Transforming the nation's character is of utmost importance to Piñera, who struggled for years before his vision finally came to fruition. "I spent the first 10 years after the reform like a prophet in the desert, preaching these ideas to countries and governments all over the world. And for 10 years, I was told, 'No, this is too revolutionary, this won't work.' But after 10 years, neighboring countries began to see how the entire Chilean economy was being transformed by this reform."

The system's effect on the economy of Chile has been far reaching. By entrusting workers with control over retirement destinies, it has led to an increase in productivity, a surge in savings, a rise in employment, and helped the Chilean economy "double its growth rate from about 3% to 7% in the last decade," he says.

Known worldwide as "the Chilean model," the system's success as an economic stimulus has created widespread interest from other countries considering an overhaul of their own social security and pension systems. Piñera claims converts of various Latin American countries, including Argentina, Peru, Colombia, Bolivia, El Salvador, and, most recently, Mexico.

In recent years, Piñera has turned his attention to the US. "My big effort these last years have been dedicated to the US, because if it happen there, the whole world would follow. In continental Europe, they have such a history of government intervention that it's harder for the idea to penetrate - but if the US were to move toward privatization in this area, the example set would be so powerful it might save Europe from the huge effects of the bankruptcy of the welfare state that will come in the next decade. I am optimistic about the US because, in the past four years alone, the idea has been debated regularly, and many leading figures in the Democratic and Republican parties, as well as Fed chairman Alan Greenspan, are behind some form of Social Security privatization."

Yet again, Piñera's reasons for wanting the US to privatize its 65 year-old Social Security system have less to do with economics than with the basic rights that form the foundation of the country. "The debate over government-run systems versus private systems is like East Germany versus West Germany," Piñera declares. "The Berlin Wall of Social Security has not yet fallen down in America, and the analogy is a fitting one, considering Social Security is the direct descendent of a 19th-century Prussian idea (see Otto von Bismarck in this issue). I'm proposing dismantling a bad idea the US copied in 1935 and that originated 50 years before that."

Not that economics aren't also a part of the picture. Piñera not only sees the American principles of "self reliance, self responsibility, individual freedom, and private enterprise" mirrored in private pension systems, but believes the economics of the system would reap benefits far outweighing those garnered by the US' unwieldy Social Security behemoth.
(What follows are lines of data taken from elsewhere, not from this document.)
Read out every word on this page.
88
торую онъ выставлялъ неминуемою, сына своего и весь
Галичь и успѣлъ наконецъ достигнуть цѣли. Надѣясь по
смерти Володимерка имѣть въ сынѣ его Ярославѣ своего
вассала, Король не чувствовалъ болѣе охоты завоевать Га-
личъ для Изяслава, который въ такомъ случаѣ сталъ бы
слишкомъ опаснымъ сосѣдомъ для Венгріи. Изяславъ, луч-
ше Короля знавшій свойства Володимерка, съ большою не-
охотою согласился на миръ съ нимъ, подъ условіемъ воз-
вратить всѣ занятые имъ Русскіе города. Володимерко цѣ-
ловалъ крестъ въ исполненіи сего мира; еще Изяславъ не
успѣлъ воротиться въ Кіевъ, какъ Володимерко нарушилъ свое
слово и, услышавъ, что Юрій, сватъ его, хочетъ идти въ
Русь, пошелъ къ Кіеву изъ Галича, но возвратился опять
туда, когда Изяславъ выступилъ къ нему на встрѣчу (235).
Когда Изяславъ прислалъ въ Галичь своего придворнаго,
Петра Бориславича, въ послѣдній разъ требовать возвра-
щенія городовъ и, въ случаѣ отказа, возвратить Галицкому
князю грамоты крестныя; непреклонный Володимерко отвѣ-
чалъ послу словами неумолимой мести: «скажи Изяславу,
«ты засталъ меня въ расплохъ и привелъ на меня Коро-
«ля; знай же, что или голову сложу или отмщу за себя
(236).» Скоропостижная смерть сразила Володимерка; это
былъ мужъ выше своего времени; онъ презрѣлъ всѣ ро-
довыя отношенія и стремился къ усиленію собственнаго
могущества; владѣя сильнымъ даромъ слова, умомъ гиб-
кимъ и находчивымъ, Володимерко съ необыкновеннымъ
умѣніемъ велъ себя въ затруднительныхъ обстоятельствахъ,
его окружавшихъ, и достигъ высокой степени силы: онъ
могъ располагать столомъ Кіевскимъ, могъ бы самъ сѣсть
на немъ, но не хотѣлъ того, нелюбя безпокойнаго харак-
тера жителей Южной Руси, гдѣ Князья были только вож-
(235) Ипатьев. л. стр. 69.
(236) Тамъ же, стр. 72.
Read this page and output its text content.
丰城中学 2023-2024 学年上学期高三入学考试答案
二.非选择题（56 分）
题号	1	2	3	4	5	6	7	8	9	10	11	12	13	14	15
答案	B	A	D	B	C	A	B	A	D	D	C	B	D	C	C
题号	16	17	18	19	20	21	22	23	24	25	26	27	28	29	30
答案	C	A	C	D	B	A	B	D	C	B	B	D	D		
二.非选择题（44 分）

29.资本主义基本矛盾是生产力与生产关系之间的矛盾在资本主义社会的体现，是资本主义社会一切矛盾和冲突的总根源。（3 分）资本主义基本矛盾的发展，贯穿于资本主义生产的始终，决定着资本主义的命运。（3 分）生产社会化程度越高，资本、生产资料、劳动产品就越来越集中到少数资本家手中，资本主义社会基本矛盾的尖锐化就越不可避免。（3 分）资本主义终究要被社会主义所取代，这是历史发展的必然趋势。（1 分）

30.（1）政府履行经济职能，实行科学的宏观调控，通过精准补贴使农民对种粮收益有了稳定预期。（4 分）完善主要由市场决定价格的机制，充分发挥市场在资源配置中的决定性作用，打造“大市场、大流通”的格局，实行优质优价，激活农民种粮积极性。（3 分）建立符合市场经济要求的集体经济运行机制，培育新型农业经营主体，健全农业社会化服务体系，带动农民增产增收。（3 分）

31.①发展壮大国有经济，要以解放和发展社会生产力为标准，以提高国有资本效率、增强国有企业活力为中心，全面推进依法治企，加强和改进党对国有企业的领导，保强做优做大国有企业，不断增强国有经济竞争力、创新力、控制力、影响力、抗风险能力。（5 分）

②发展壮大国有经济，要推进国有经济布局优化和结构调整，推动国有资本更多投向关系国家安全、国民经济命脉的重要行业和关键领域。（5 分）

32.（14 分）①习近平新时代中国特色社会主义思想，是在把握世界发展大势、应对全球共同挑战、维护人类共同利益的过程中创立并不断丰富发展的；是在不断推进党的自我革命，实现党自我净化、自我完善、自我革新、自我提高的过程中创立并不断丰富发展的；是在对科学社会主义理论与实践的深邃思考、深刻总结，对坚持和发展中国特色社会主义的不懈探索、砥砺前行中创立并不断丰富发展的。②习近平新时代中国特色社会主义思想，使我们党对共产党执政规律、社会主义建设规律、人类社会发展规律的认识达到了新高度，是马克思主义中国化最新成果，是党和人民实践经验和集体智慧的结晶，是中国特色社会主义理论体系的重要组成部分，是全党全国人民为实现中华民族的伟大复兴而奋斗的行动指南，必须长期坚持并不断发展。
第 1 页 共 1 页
In Chile, pension funds and insurance companies manage annuities equal to 50% of the GNP, results that would have a tremendous impact on the US if they could be even modestly duplicated. "We're not talking about changing the peanut farming industry here - we're taking about the democratization of the single largest government program in the US, and, for that matter, the world" proclaims Piñera.

Despite the opposition to such a switch in the US, and skepticism throughout most of continental Europe, Piñera forges ahead, buoyed by the conviction that his work will have a lasting impact on workers and economies worldwide. "I believe God gave me this incredible opportunity to do this at a very early age, and I feel it is my moral duty to travel the globe converting people to this idea."

Given his boundless energy and proven success in Latin America, the world may find it hard to resist Piñera for much longer.